Sean Connery reprend le rôle avec un égal panache, incarnant
un Bond encore plus outré dans sa dimension de jouisseur machiste (les deux
gitanes avec lesquelles il passent la nuit, une étant d’ailleurs incarné par
Martine Beswick qui reviendra avec un rôle plus consistant dans Opération Tonnerre (1965)), d’homme du
monde et de tueur impitoyable (voir comme il n’oublie pas de reboutonner sa
veste après le féroce combat avec Red Grant). L’érotisme est d’ailleurs bien
plus prononcé et ce dès le générique où les crédits apparaissent sur des formes
féminines rebondies et en mouvement, la première rencontre à l’horizontale avec
Tatiana Romanova (qu’on entraperçoit se glisser nue dans le lit de Bond) et la
grande tradition des blagues salaces à double sens de notre héros.
Tatiana: I think my
mouth is too big.
James Bond: I think
it's a very lovely mouth. It's just the right size - for me that is.
Tout ce jeu a pourtant un prix et la mort sera au bout comme
le démontrera la tension de la seconde partie contrebalançant le plaisir
initial. Le sommet sera atteint lors d’une des scènes d’anthologie de la saga,
le face à face entre Bond et Red Grand où la vivacité de la mise en scène de
Terence Young s’harmonise à merveille au montage heurté de Peter Hunt - Robert Bresson, aux antipodes de ce cinéma se montrera d'ailleurs admiratif du montages des James Bond.
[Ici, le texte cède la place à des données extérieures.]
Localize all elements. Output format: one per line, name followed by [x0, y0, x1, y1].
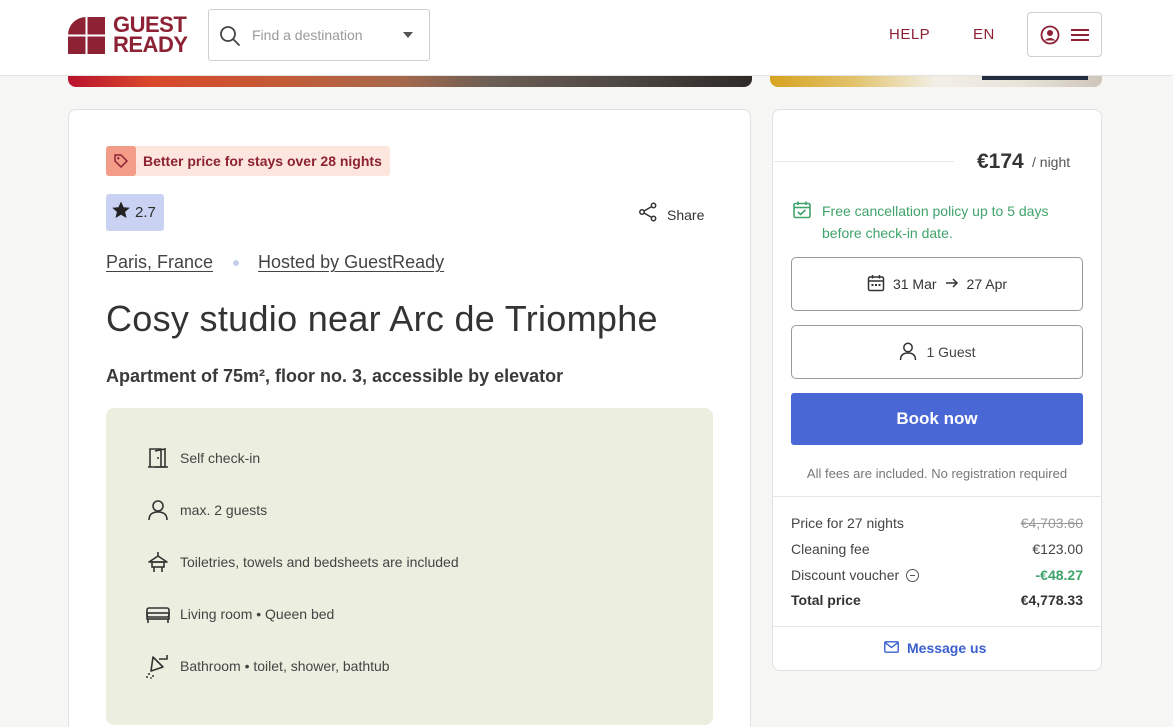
listing-subtitle: Apartment of 75m², floor no. 3, accessib…	[106, 366, 564, 386]
book-now-button[interactable]: Book now	[791, 393, 1083, 445]
person-icon	[898, 341, 918, 364]
row-value: €4,778.33	[1020, 592, 1083, 608]
door-icon	[144, 444, 172, 472]
shower-icon	[144, 652, 172, 680]
rating-value: 2.7	[135, 204, 156, 221]
share-label: Share	[667, 206, 705, 223]
language-selector[interactable]: EN	[973, 26, 995, 43]
search-icon	[219, 25, 241, 52]
feature-text: max. 2 guests	[180, 502, 268, 518]
message-us-link[interactable]: Message us	[884, 640, 986, 656]
account-menu-button[interactable]	[1027, 12, 1102, 57]
destination-search[interactable]: Find a destination	[208, 9, 430, 61]
row-label: Total price	[791, 592, 861, 608]
promo-text: Better price for stays over 28 nights	[143, 153, 382, 169]
cancellation-notice: Free cancellation policy up to 5 days be…	[792, 200, 1092, 244]
hanger-icon	[144, 548, 172, 576]
calendar-icon	[867, 274, 885, 295]
row-label: Cleaning fee	[791, 541, 870, 557]
feature-item: Living room • Queen bed	[144, 600, 334, 628]
star-icon	[111, 200, 131, 225]
location-link[interactable]: Paris, France	[106, 252, 213, 273]
check-out-date: 27 Apr	[966, 276, 1008, 292]
date-range-picker[interactable]: 31 Mar 27 Apr	[791, 257, 1083, 311]
arrow-right-icon	[945, 276, 959, 292]
feature-item: max. 2 guests	[144, 496, 267, 524]
row-label-wrap: Discount voucher	[791, 567, 920, 583]
feature-item: Toiletries, towels and bedsheets are inc…	[144, 548, 459, 576]
rating-badge[interactable]: 2.7	[106, 194, 164, 231]
calendar-check-icon	[792, 200, 812, 244]
price-breakdown-row: Cleaning fee €123.00	[791, 541, 1083, 557]
price-breakdown-row: Discount voucher -€48.27	[791, 567, 1083, 583]
top-header: GUEST READY Find a destination HELP EN	[0, 0, 1173, 76]
logo-text: GUEST READY	[113, 14, 188, 57]
divider	[773, 496, 1101, 497]
guest-selector[interactable]: 1 Guest	[791, 325, 1083, 379]
dropdown-caret-icon[interactable]	[403, 32, 413, 38]
promo-badge: Better price for stays over 28 nights	[106, 146, 390, 176]
feature-text: Self check-in	[180, 450, 261, 466]
row-value: -€48.27	[1035, 567, 1083, 583]
price-tag-icon	[106, 146, 136, 176]
user-avatar-icon	[1040, 25, 1060, 50]
feature-item: Self check-in	[144, 444, 260, 472]
price-breakdown-row: Price for 27 nights €4,703.60	[791, 515, 1083, 531]
listing-meta-links: Paris, France Hosted by GuestReady	[106, 252, 444, 273]
separator-dot	[233, 259, 240, 266]
envelope-icon	[884, 640, 899, 656]
cancellation-text: Free cancellation policy up to 5 days be…	[822, 203, 1049, 241]
features-panel: Self check-in max. 2 guests Toiletries, …	[106, 408, 713, 725]
row-label: Discount voucher	[791, 567, 900, 583]
row-value: €123.00	[1032, 541, 1083, 557]
row-label: Price for 27 nights	[791, 515, 904, 531]
share-button[interactable]: Share	[638, 202, 704, 227]
photo-overlay-bar	[982, 76, 1088, 80]
nightly-price: €174	[977, 150, 1024, 173]
feature-text: Living room • Queen bed	[180, 606, 335, 622]
feature-text: Bathroom • toilet, shower, bathtub	[180, 658, 390, 674]
share-icon	[638, 202, 658, 227]
minus-circle-icon[interactable]	[906, 569, 920, 582]
feature-item: Bathroom • toilet, shower, bathtub	[144, 652, 390, 680]
fees-note: All fees are included. No registration r…	[806, 466, 1068, 481]
total-price-row: Total price €4,778.33	[791, 592, 1083, 608]
row-value: €4,703.60	[1020, 515, 1083, 531]
divider	[773, 626, 1101, 627]
per-night-label: / night	[1032, 154, 1071, 170]
guestready-logo[interactable]: GUEST READY	[68, 14, 188, 57]
feature-text: Toiletries, towels and bedsheets are inc…	[180, 554, 459, 570]
hamburger-icon	[1071, 27, 1089, 48]
help-link[interactable]: HELP	[889, 26, 930, 43]
check-in-date: 31 Mar	[892, 276, 937, 292]
person-icon	[144, 496, 172, 524]
booking-card	[772, 109, 1102, 671]
price-divider	[774, 161, 954, 162]
logo-mark-icon	[68, 16, 105, 54]
search-placeholder: Find a destination	[252, 27, 363, 43]
logo-line-2: READY	[113, 32, 188, 57]
bed-icon	[144, 600, 172, 628]
listing-title: Cosy studio near Arc de Triomphe	[106, 298, 658, 339]
host-link[interactable]: Hosted by GuestReady	[258, 252, 444, 273]
guest-count: 1 Guest	[926, 344, 976, 360]
message-us-label: Message us	[907, 640, 987, 656]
Toutes
les scènes d’actions du film fonctionnent d’ailleurs selon cette approche
novatrice, au départ pour corriger les imperfections techniques et le retard de
la production causant l’absence de nombreux plans raccords puis pour devenir un
style à part entière des premiers Bond qui renouvèle ainsi le cinéma d’action.
Même les gadgets ne s’avèrent pas encore trop envahissant (Desmond Llewelyn s’installant
dans le rôle de Q même s’il apparaissait déjà dans Dr No) avec cette valise
servant bien le suspense du train.
Le score de John Barry sait se faire
romantique (le main theme de la chanson titre entêtant), percutant dans l’action
avec le fameux morceau 007 et le
James Bond Theme s’installe définitivement dans l’inconscient collectif. La
filiation avec La Mort aux trousses s’affirment
définitivement lors du spectaculaire final où Bond est traqué par un
hélicoptère, la suite amenant la première grande course poursuite en hors-bord.
Ce virage de l’espionnage feutré tout en suspense psychologique vers la
pyrotechnie annonce déjà les changements à venir dans la saga. Le succès de ce
nouvel opus permettra donc l’arrivée de la vraie démesure avec Goldfinger (1964).